Com o renascimento do cavalo – desde sempre o símbolo de marca da editora –, e numa primeira fase da segunda vida, a estratégia de lenta reactivação passou pela recuperação de nomes essenciais do seu catálogo. A colectânea In Order To Dance serviu precisamente como marco balizador, apresentando nomes fluentes do seu passado remisturado por nomes influentes do presente. Lentamente a R&S recuperou o velho espírito, estando neste preciso momento a explorar uma renovada determinação, atraindo para a sua casa o melhor que por aí se revela. Entre novos e velhos, as apostas foram passando, por exemplo, por Radio Slave – de Matt Edwards – que editou em 2008 o EP Eyes Wide Open/ Incógnito –, tendo se seguido The Chain, Psycatron e os Shlomi Aber.
A aposta em novos nomes tem manifestado bem sensata e inteligente. Apesar da R&S ainda não ter editado qualquer disco – nesta sua segunda vida – num formato longo que confirme em definitivo a nova estratégia, os EP’s de jovens talentos têm se destacado o suficiente, não parando de surgir com saudável regularidade. Na linha da frente estão dois jovens talentos ligados ao dubstep/ UK garage: James Blake e Pariah. Os recentes EPs, editados nestes últimos meses, não passaram despercebidos. Tanto CMKY e Klavierwerke (de Blake) e Safehouse (de Pariah) estão entre os mais estimulantes discos deste ano, apesar do pequeno formato. Mas as novidades não se resumem a estes dois. Até os veteranos Model 500 editaram recentemente um novo trabalho intitulado OFI/ Huesca, provando que existe, ainda hoje, um genuíno reconhecimento das virtudes da editora.
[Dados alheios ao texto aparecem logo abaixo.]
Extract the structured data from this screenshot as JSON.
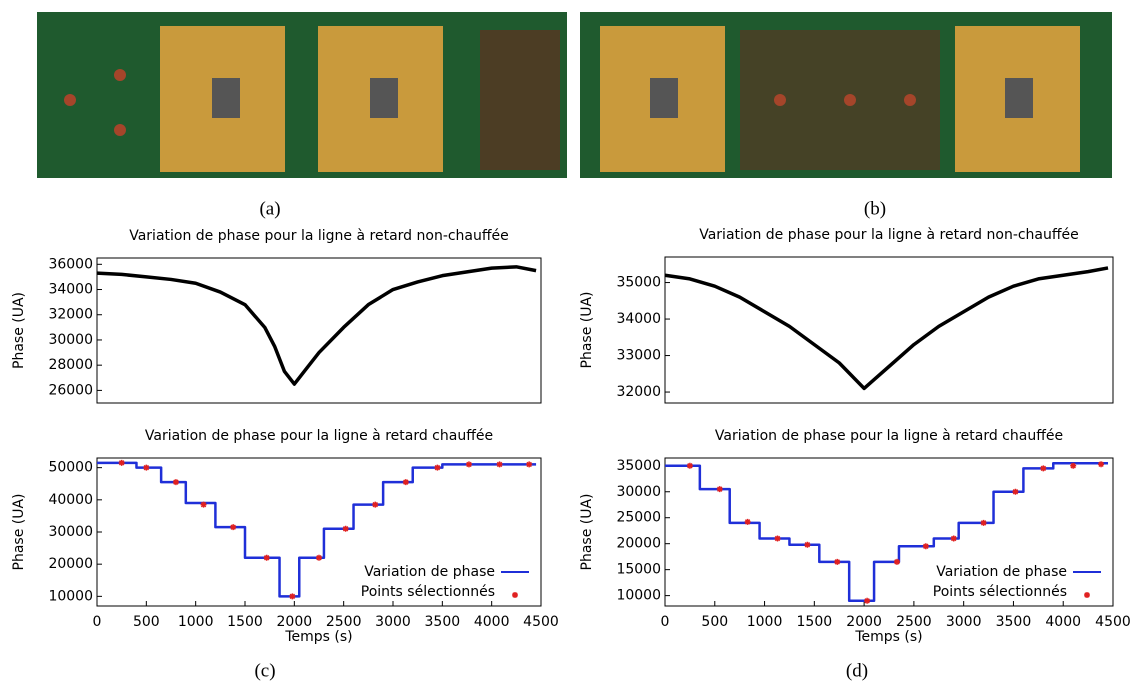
{
  "photo_labels": [
    "(a)",
    "(b)"
  ],
  "chart_data": [
    {
      "type": "line",
      "title": "Variation de phase pour la ligne à retard non-chauffée",
      "ylabel": "Phase (UA)",
      "caption": "(c)",
      "xlim": [
        0,
        4500
      ],
      "ylim": [
        25000,
        36500
      ],
      "yticks": [
        26000,
        28000,
        30000,
        32000,
        34000,
        36000
      ],
      "series": [
        {
          "color": "#000000",
          "mode": "lines",
          "x": [
            0,
            250,
            500,
            750,
            1000,
            1250,
            1500,
            1700,
            1800,
            1900,
            2000,
            2100,
            2250,
            2500,
            2750,
            3000,
            3250,
            3500,
            3750,
            4000,
            4250,
            4450
          ],
          "values": [
            35300,
            35200,
            35000,
            34800,
            34500,
            33800,
            32800,
            31000,
            29500,
            27500,
            26500,
            27500,
            29000,
            31000,
            32800,
            34000,
            34600,
            35100,
            35400,
            35700,
            35800,
            35500
          ]
        }
      ]
    },
    {
      "type": "line",
      "title": "Variation de phase pour la ligne à retard non-chauffée",
      "ylabel": "Phase (UA)",
      "caption": "(d)",
      "xlim": [
        0,
        4500
      ],
      "ylim": [
        31700,
        35700
      ],
      "yticks": [
        32000,
        33000,
        34000,
        35000
      ],
      "series": [
        {
          "color": "#000000",
          "mode": "lines",
          "x": [
            0,
            250,
            500,
            750,
            1000,
            1250,
            1500,
            1750,
            2000,
            2250,
            2500,
            2750,
            3000,
            3250,
            3500,
            3750,
            4000,
            4250,
            4450
          ],
          "values": [
            35200,
            35100,
            34900,
            34600,
            34200,
            33800,
            33300,
            32800,
            32100,
            32700,
            33300,
            33800,
            34200,
            34600,
            34900,
            35100,
            35200,
            35300,
            35400
          ]
        }
      ]
    },
    {
      "type": "line",
      "title": "Variation de phase pour la ligne à retard chauffée",
      "xlabel": "Temps (s)",
      "ylabel": "Phase (UA)",
      "legend": "lower right",
      "xlim": [
        0,
        4500
      ],
      "xticks": [
        0,
        500,
        1000,
        1500,
        2000,
        2500,
        3000,
        3500,
        4000,
        4500
      ],
      "ylim": [
        7000,
        53000
      ],
      "yticks": [
        10000,
        20000,
        30000,
        40000,
        50000
      ],
      "series": [
        {
          "name": "Variation de phase",
          "color": "#1f2fd8",
          "mode": "lines",
          "x": [
            0,
            400,
            400,
            650,
            650,
            900,
            900,
            1200,
            1200,
            1500,
            1500,
            1850,
            1850,
            2050,
            2050,
            2300,
            2300,
            2600,
            2600,
            2900,
            2900,
            3200,
            3200,
            3500,
            3500,
            4450
          ],
          "values": [
            51500,
            51500,
            50000,
            50000,
            45500,
            45500,
            39000,
            39000,
            31500,
            31500,
            22000,
            22000,
            10000,
            10000,
            22000,
            22000,
            31000,
            31000,
            38500,
            38500,
            45500,
            45500,
            50000,
            50000,
            51000,
            51000
          ]
        },
        {
          "name": "Points sélectionnés",
          "color": "#e02020",
          "mode": "markers",
          "x": [
            250,
            500,
            800,
            1080,
            1380,
            1720,
            1980,
            2250,
            2520,
            2820,
            3130,
            3450,
            3770,
            4080,
            4380
          ],
          "values": [
            51500,
            50000,
            45500,
            38500,
            31500,
            22000,
            10000,
            22000,
            31000,
            38500,
            45500,
            50000,
            51000,
            51000,
            51000
          ]
        }
      ]
    },
    {
      "type": "line",
      "title": "Variation de phase pour la ligne à retard chauffée",
      "xlabel": "Temps (s)",
      "ylabel": "Phase (UA)",
      "legend": "lower right",
      "xlim": [
        0,
        4500
      ],
      "xticks": [
        0,
        500,
        1000,
        1500,
        2000,
        2500,
        3000,
        3500,
        4000,
        4500
      ],
      "ylim": [
        8000,
        36500
      ],
      "yticks": [
        10000,
        15000,
        20000,
        25000,
        30000,
        35000
      ],
      "series": [
        {
          "name": "Variation de phase",
          "color": "#1f2fd8",
          "mode": "lines",
          "x": [
            0,
            350,
            350,
            650,
            650,
            950,
            950,
            1250,
            1250,
            1550,
            1550,
            1850,
            1850,
            2100,
            2100,
            2350,
            2350,
            2700,
            2700,
            2950,
            2950,
            3300,
            3300,
            3600,
            3600,
            3900,
            3900,
            4450
          ],
          "values": [
            35000,
            35000,
            30500,
            30500,
            24000,
            24000,
            21000,
            21000,
            19800,
            19800,
            16500,
            16500,
            9000,
            9000,
            16500,
            16500,
            19500,
            19500,
            21000,
            21000,
            24000,
            24000,
            30000,
            30000,
            34500,
            34500,
            35500,
            35500
          ]
        },
        {
          "name": "Points sélectionnés",
          "color": "#e02020",
          "mode": "markers",
          "x": [
            250,
            550,
            830,
            1130,
            1430,
            1730,
            2030,
            2330,
            2620,
            2900,
            3200,
            3520,
            3800,
            4100,
            4380
          ],
          "values": [
            35000,
            30500,
            24200,
            21000,
            19800,
            16500,
            9000,
            16500,
            19500,
            21000,
            24000,
            30000,
            34500,
            35000,
            35300
          ]
        }
      ]
    }
  ]
}
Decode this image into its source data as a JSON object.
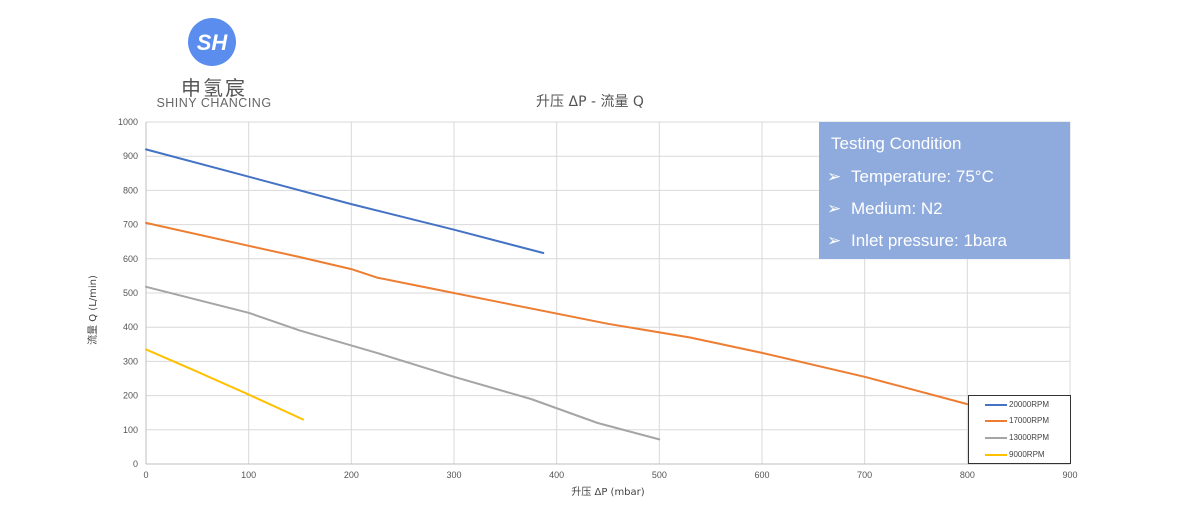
{
  "logo": {
    "icon": "shiny-chancing-logo-icon",
    "icon_text": "SH",
    "name_cn": "申氢宸",
    "name_en": "SHINY CHANCING",
    "color": "#5b8def"
  },
  "chart_data": {
    "type": "line",
    "title": "升压 ΔP - 流量 Q",
    "xlabel": "升压 ΔP (mbar)",
    "ylabel": "流量 Q (L/min)",
    "xlim": [
      0,
      900
    ],
    "ylim": [
      0,
      1000
    ],
    "xticks": [
      "0",
      "100",
      "200",
      "300",
      "400",
      "500",
      "600",
      "700",
      "800",
      "900"
    ],
    "yticks": [
      "0",
      "100",
      "200",
      "300",
      "400",
      "500",
      "600",
      "700",
      "800",
      "900",
      "1000"
    ],
    "grid": true,
    "legend_position": "bottom-right",
    "series": [
      {
        "name": "20000RPM",
        "color": "#4472c4",
        "points": [
          [
            0,
            920
          ],
          [
            100,
            840
          ],
          [
            200,
            760
          ],
          [
            300,
            685
          ],
          [
            387,
            617
          ]
        ]
      },
      {
        "name": "17000RPM",
        "color": "#ed7d31",
        "points": [
          [
            0,
            705
          ],
          [
            100,
            638
          ],
          [
            150,
            605
          ],
          [
            200,
            570
          ],
          [
            225,
            545
          ],
          [
            275,
            515
          ],
          [
            350,
            470
          ],
          [
            450,
            410
          ],
          [
            530,
            370
          ],
          [
            600,
            325
          ],
          [
            700,
            255
          ],
          [
            800,
            175
          ],
          [
            820,
            165
          ]
        ]
      },
      {
        "name": "13000RPM",
        "color": "#a5a5a5",
        "points": [
          [
            0,
            518
          ],
          [
            100,
            442
          ],
          [
            150,
            390
          ],
          [
            225,
            325
          ],
          [
            300,
            255
          ],
          [
            375,
            190
          ],
          [
            440,
            120
          ],
          [
            500,
            72
          ]
        ]
      },
      {
        "name": "9000RPM",
        "color": "#ffc000",
        "points": [
          [
            0,
            335
          ],
          [
            50,
            270
          ],
          [
            100,
            203
          ],
          [
            153,
            130
          ]
        ]
      }
    ]
  },
  "testing_condition": {
    "title": "Testing Condition",
    "bullet": "➢",
    "items": [
      "Temperature: 75°C",
      "Medium: N2",
      "Inlet pressure: 1bara"
    ],
    "background": "#8faadc"
  }
}
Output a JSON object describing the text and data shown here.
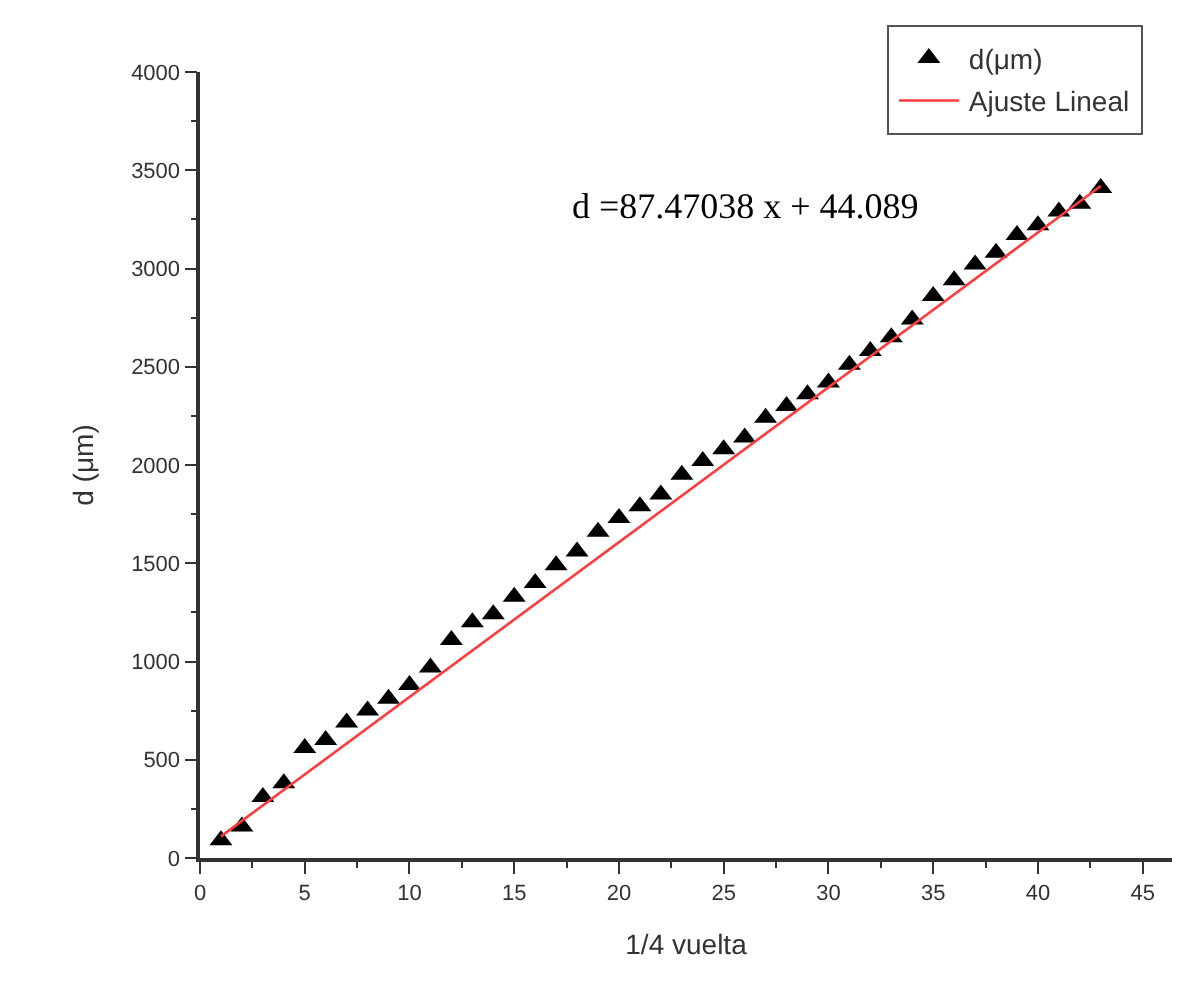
{
  "chart_data": {
    "type": "scatter",
    "xlabel": "1/4 vuelta",
    "ylabel": "d (μm)",
    "xlim": [
      0,
      46.4
    ],
    "xticks": [
      0,
      5,
      10,
      15,
      20,
      25,
      30,
      35,
      40,
      45
    ],
    "ylim": [
      0,
      4000
    ],
    "yticks": [
      0,
      500,
      1000,
      1500,
      2000,
      2500,
      3000,
      3500,
      4000
    ],
    "legend": "top right",
    "annotations": [
      "d =87.47038 x + 44.089"
    ],
    "series": [
      {
        "name": "d(μm)",
        "marker": "triangle",
        "color": "#000000",
        "x": [
          1,
          2,
          3,
          4,
          5,
          6,
          7,
          8,
          9,
          10,
          11,
          12,
          13,
          14,
          15,
          16,
          17,
          18,
          19,
          20,
          21,
          22,
          23,
          24,
          25,
          26,
          27,
          28,
          29,
          30,
          31,
          32,
          33,
          34,
          35,
          36,
          37,
          38,
          39,
          40,
          41,
          42,
          43
        ],
        "values": [
          90,
          160,
          310,
          380,
          560,
          600,
          690,
          750,
          810,
          880,
          970,
          1110,
          1200,
          1240,
          1330,
          1400,
          1490,
          1560,
          1660,
          1730,
          1790,
          1850,
          1950,
          2020,
          2080,
          2140,
          2240,
          2300,
          2360,
          2420,
          2510,
          2580,
          2650,
          2740,
          2860,
          2940,
          3020,
          3080,
          3170,
          3220,
          3290,
          3330,
          3410
        ]
      },
      {
        "name": "Ajuste Lineal",
        "type": "line",
        "color": "#ff3b3b",
        "marker": "none",
        "line_style": "solid",
        "x": [
          1,
          43
        ],
        "values": [
          110,
          3420
        ]
      }
    ]
  }
}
Mas ainda este ano estão agendadas outras edições como de Space Dimension Controller e de Untold. Tudo junto poderá não parecer muito, mas provas evidentes que num pequeno escritório em Ghent existem indícios suficientes de vida para nos deixar curiosos para o futuro, disso parece não haver muitas dúvidas. Que o novo ciclo se perpetue.